While I am always working on improving ICS Calendar and ICS Calendar Pro, at this point my “main gig” is still freelance client work, building WordPress based websites.
Working on the ICS Calendar website is an interesting experience then, as I am the client. It’s a very helpful exercise, as it gives me a chance to think about the elements of a good website from the client’s perspective. Of course there’s also the old “cobbler’s children” dilemma. Sometimes this website doesn’t get quite the care and attention it deserves.
Today I’ve been working on remedying that, with a handful of aesthetic and structural changes.
First off, returning visitors with a keen eye for detail may notice that the font throughout the site has changed. I was previously using Tablet Gothic, which I like, but over time I came to see it as a bit too heavy and utilitarian. It reminds me of the text in the white pages of a phone book. (Remember those?) So I’ve switched to the friendlier Monsal Gothic, in a light weight.
Next, I tackled the thing that has been the biggest challenge for me from the beginning, but especially as I’ve fleshed out the User Guide pages: the main navigation menu. Before today, there were a lot of top-level menu items, and the order they were in felt a bit haphazard. So I’ve streamlined and reorganized things to eliminate some redundancies, and I’m now representing the shopping cart and account pages with familiar icons.
In making some of these decisions regarding the nav menu reorganization, I even did something I rarely bother with on my own sites: I consulted Google Analytics to see which pages are getting the most views.
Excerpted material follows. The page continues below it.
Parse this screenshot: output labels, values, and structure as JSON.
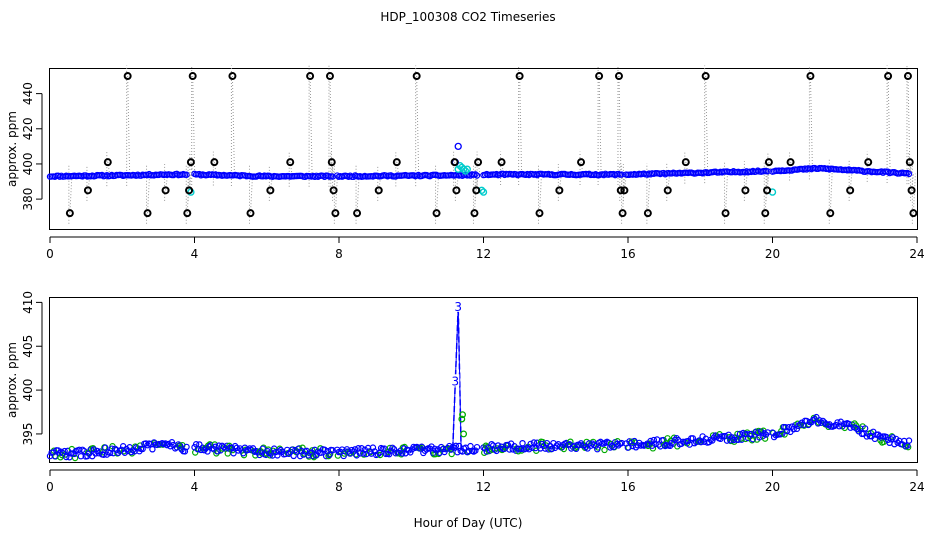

This can be really helpful, as it’s a way to separate what I think people are interested in (or, worse, what I think they should be interested in) from what they are actually interested in. Of course, it’s important when looking at analytics to consider the fact that people may not be finding what they’re truly interested in, so if something I as the site owner know should be a major target for visitors, but few of them are seeing it, then maybe I need to “surface” that content so they can get to it.
Then I concluded my work with some fine detail touch-up in the CSS, verifying that the menus are displaying properly on mobile devices, tightening up the layout in the footer, and updating the Room 34 logo to the new version with updated colors! Throughout all of this work, I was keeping in mind the key concepts I try to employ with client work: making the site clean, user-friendly, intuitive, visually appealing, and most of all, useful for visitors. Of course I am also trying to sell a product, but my perspective is that the “hard sell” rarely works, and the best way to acquire and retain customers is to give them a reason to come to me, and to come back again.
I hope these small, incremental changes help to achieve that goal.